Web 2.0 provides unprecedented interactivity, including interactivity between users, between users and sites and between sites, experienced software development manager and CIO Alan Perkins noted in a recent conversation. Most CIOs will be familiar with much of the how and why Web 2.0 allows this, Perkins said, but certain technological and functional advances are key, including XML as a lingua franca and a building block for Web services, Asynchronous processing (and all the other aspects of AJAX), and the emergence of several high-level development tools that dramatically speed up development cycles.

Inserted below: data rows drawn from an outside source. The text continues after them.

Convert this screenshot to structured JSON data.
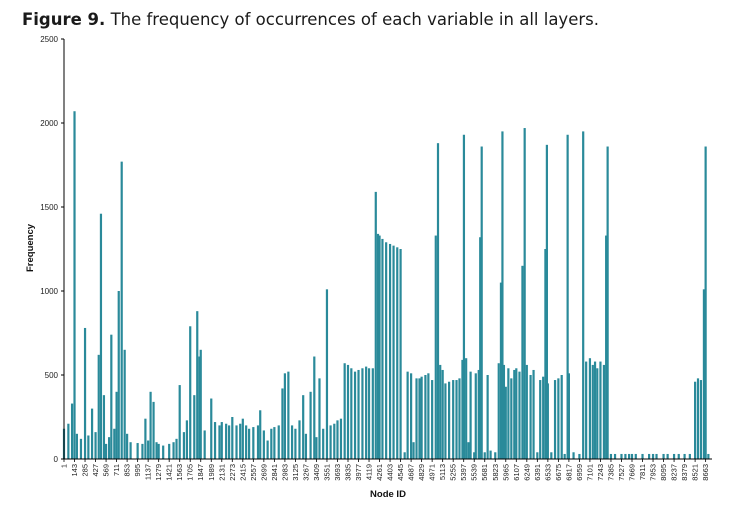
{
  "figure": {
    "label": "Figure 9.",
    "text": "The frequency of occurrences of each variable in all layers."
  },
  "chart_data": {
    "type": "bar",
    "xlabel": "Node ID",
    "ylabel": "Frequency",
    "xlim": [
      1,
      8749
    ],
    "ylim": [
      0,
      2500
    ],
    "yticks": [
      0,
      500,
      1000,
      1500,
      2000,
      2500
    ],
    "xticks": [
      1,
      143,
      285,
      427,
      569,
      711,
      853,
      995,
      1137,
      1279,
      1421,
      1563,
      1705,
      1847,
      1989,
      2131,
      2273,
      2415,
      2557,
      2699,
      2841,
      2983,
      3125,
      3267,
      3409,
      3551,
      3693,
      3835,
      3977,
      4119,
      4261,
      4403,
      4545,
      4687,
      4829,
      4971,
      5113,
      5255,
      5397,
      5539,
      5681,
      5823,
      5965,
      6107,
      6249,
      6391,
      6533,
      6675,
      6817,
      6959,
      7101,
      7243,
      7385,
      7527,
      7669,
      7811,
      7953,
      8095,
      8237,
      8379,
      8521,
      8663
    ],
    "bar_color": "#2a8a9a",
    "grid": false,
    "legend": "none",
    "series": [
      {
        "values": [
          [
            1,
            180
          ],
          [
            60,
            210
          ],
          [
            110,
            330
          ],
          [
            143,
            2070
          ],
          [
            175,
            150
          ],
          [
            230,
            120
          ],
          [
            285,
            780
          ],
          [
            330,
            140
          ],
          [
            380,
            300
          ],
          [
            427,
            160
          ],
          [
            470,
            620
          ],
          [
            500,
            1460
          ],
          [
            540,
            380
          ],
          [
            569,
            90
          ],
          [
            610,
            130
          ],
          [
            640,
            740
          ],
          [
            680,
            180
          ],
          [
            711,
            400
          ],
          [
            740,
            1000
          ],
          [
            780,
            1770
          ],
          [
            820,
            650
          ],
          [
            853,
            150
          ],
          [
            900,
            100
          ],
          [
            995,
            95
          ],
          [
            1060,
            90
          ],
          [
            1100,
            240
          ],
          [
            1137,
            110
          ],
          [
            1170,
            400
          ],
          [
            1210,
            340
          ],
          [
            1250,
            100
          ],
          [
            1279,
            90
          ],
          [
            1340,
            80
          ],
          [
            1421,
            90
          ],
          [
            1480,
            100
          ],
          [
            1520,
            120
          ],
          [
            1563,
            440
          ],
          [
            1620,
            160
          ],
          [
            1660,
            230
          ],
          [
            1705,
            790
          ],
          [
            1760,
            380
          ],
          [
            1800,
            880
          ],
          [
            1830,
            610
          ],
          [
            1847,
            650
          ],
          [
            1900,
            170
          ],
          [
            1989,
            360
          ],
          [
            2040,
            220
          ],
          [
            2100,
            200
          ],
          [
            2131,
            220
          ],
          [
            2190,
            210
          ],
          [
            2230,
            200
          ],
          [
            2273,
            250
          ],
          [
            2330,
            200
          ],
          [
            2380,
            210
          ],
          [
            2415,
            240
          ],
          [
            2460,
            200
          ],
          [
            2500,
            180
          ],
          [
            2557,
            190
          ],
          [
            2620,
            200
          ],
          [
            2650,
            290
          ],
          [
            2699,
            170
          ],
          [
            2750,
            110
          ],
          [
            2800,
            180
          ],
          [
            2841,
            190
          ],
          [
            2900,
            200
          ],
          [
            2950,
            420
          ],
          [
            2983,
            510
          ],
          [
            3030,
            520
          ],
          [
            3080,
            200
          ],
          [
            3125,
            180
          ],
          [
            3180,
            230
          ],
          [
            3230,
            380
          ],
          [
            3267,
            150
          ],
          [
            3330,
            400
          ],
          [
            3380,
            610
          ],
          [
            3409,
            130
          ],
          [
            3450,
            480
          ],
          [
            3500,
            180
          ],
          [
            3551,
            1010
          ],
          [
            3600,
            200
          ],
          [
            3650,
            210
          ],
          [
            3693,
            230
          ],
          [
            3740,
            240
          ],
          [
            3790,
            570
          ],
          [
            3835,
            560
          ],
          [
            3880,
            540
          ],
          [
            3930,
            520
          ],
          [
            3977,
            530
          ],
          [
            4030,
            540
          ],
          [
            4080,
            550
          ],
          [
            4119,
            540
          ],
          [
            4170,
            540
          ],
          [
            4210,
            1590
          ],
          [
            4240,
            1340
          ],
          [
            4261,
            1330
          ],
          [
            4300,
            1310
          ],
          [
            4350,
            1290
          ],
          [
            4403,
            1280
          ],
          [
            4450,
            1270
          ],
          [
            4500,
            1260
          ],
          [
            4545,
            1250
          ],
          [
            4600,
            40
          ],
          [
            4640,
            520
          ],
          [
            4687,
            510
          ],
          [
            4720,
            100
          ],
          [
            4760,
            480
          ],
          [
            4800,
            480
          ],
          [
            4829,
            490
          ],
          [
            4880,
            500
          ],
          [
            4920,
            510
          ],
          [
            4971,
            470
          ],
          [
            5020,
            1330
          ],
          [
            5050,
            1880
          ],
          [
            5080,
            560
          ],
          [
            5113,
            530
          ],
          [
            5150,
            450
          ],
          [
            5200,
            460
          ],
          [
            5255,
            470
          ],
          [
            5300,
            470
          ],
          [
            5340,
            480
          ],
          [
            5380,
            590
          ],
          [
            5400,
            1930
          ],
          [
            5430,
            600
          ],
          [
            5460,
            100
          ],
          [
            5490,
            520
          ],
          [
            5539,
            40
          ],
          [
            5560,
            510
          ],
          [
            5600,
            530
          ],
          [
            5620,
            1320
          ],
          [
            5640,
            1860
          ],
          [
            5681,
            40
          ],
          [
            5720,
            500
          ],
          [
            5760,
            50
          ],
          [
            5823,
            40
          ],
          [
            5870,
            570
          ],
          [
            5900,
            1050
          ],
          [
            5920,
            1950
          ],
          [
            5940,
            560
          ],
          [
            5965,
            430
          ],
          [
            6000,
            540
          ],
          [
            6040,
            480
          ],
          [
            6080,
            530
          ],
          [
            6107,
            540
          ],
          [
            6150,
            520
          ],
          [
            6190,
            1150
          ],
          [
            6220,
            1970
          ],
          [
            6249,
            560
          ],
          [
            6300,
            500
          ],
          [
            6340,
            530
          ],
          [
            6391,
            40
          ],
          [
            6430,
            470
          ],
          [
            6470,
            490
          ],
          [
            6500,
            1250
          ],
          [
            6520,
            1870
          ],
          [
            6533,
            450
          ],
          [
            6580,
            40
          ],
          [
            6630,
            470
          ],
          [
            6675,
            480
          ],
          [
            6720,
            500
          ],
          [
            6760,
            30
          ],
          [
            6800,
            1930
          ],
          [
            6817,
            510
          ],
          [
            6880,
            40
          ],
          [
            6959,
            30
          ],
          [
            7010,
            1950
          ],
          [
            7050,
            580
          ],
          [
            7101,
            600
          ],
          [
            7140,
            560
          ],
          [
            7170,
            580
          ],
          [
            7200,
            540
          ],
          [
            7243,
            580
          ],
          [
            7290,
            560
          ],
          [
            7320,
            1330
          ],
          [
            7340,
            1860
          ],
          [
            7385,
            30
          ],
          [
            7440,
            30
          ],
          [
            7527,
            30
          ],
          [
            7580,
            30
          ],
          [
            7630,
            30
          ],
          [
            7669,
            30
          ],
          [
            7720,
            30
          ],
          [
            7811,
            30
          ],
          [
            7900,
            30
          ],
          [
            7953,
            30
          ],
          [
            8000,
            30
          ],
          [
            8095,
            30
          ],
          [
            8150,
            30
          ],
          [
            8237,
            30
          ],
          [
            8300,
            30
          ],
          [
            8379,
            30
          ],
          [
            8450,
            30
          ],
          [
            8521,
            460
          ],
          [
            8560,
            480
          ],
          [
            8600,
            470
          ],
          [
            8640,
            1010
          ],
          [
            8663,
            1860
          ],
          [
            8700,
            30
          ]
        ]
      }
    ]
  }
}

This interactive capability provides the opportunity for sites and users to work together in ways previously unforeseen, said Perkins, who has designed and implemented systems for hundreds of companies and who is the proprietor of data mining company Profound Information.

That means

  • Much more (and richer) user content being created and stored so that users, having been provided with better user interfaces, wikis, blogs, forums, partially refreshing pages and a host of GUI-style UI-widgets, will be more able and likely to engage with data capture.
  • Surface mash-ups with Web sites created from a range of sources, for example the way Google maps has been integrated into a wide variety of Web sites
  • Deeper data collaborations between sites and sources providing deeper analysis, better forecasts, more insightful trends

With all that potential waiting in the wings, CIOs, Perkins believes, must begin to explore ways to harness the opportunities presented by this enhanced capability and profoundly greater data content in ways that use it all to provide comparative advantage.

Just look at what's being done at Amazon. By astutely observing user viewing patterns, buying patterns and ratings, Amazon is able to make incredibly insightful recommendations to its users, both in the form of targeted e-mails and on-site recommendations.

But this is just the beginning. Companies will need to learn to harness data from a myriad of public domain sources, eking trends and patterns from apparently separate islands of data and then applying these to what they know about their various trading partners / product lines etc. Beyond that comes the hard stuff: learning to glean quantifiable information from unstructured data by finding ways to structure the data for analysis. Once these problems have been transcended, we will begin to see data warehousing in a wider context - more of a data community warehouse: Here is the data that the world has produced; how a company mines that information and then turns that back outward will determine how successful that company can become.

While interactivity and data capture leading to more and better data is just one aspect of Web 2.0. ultimately Perkins believes CIOs should be focused on the wealth of opportunities arising out of greater access to the fruits of interactivity.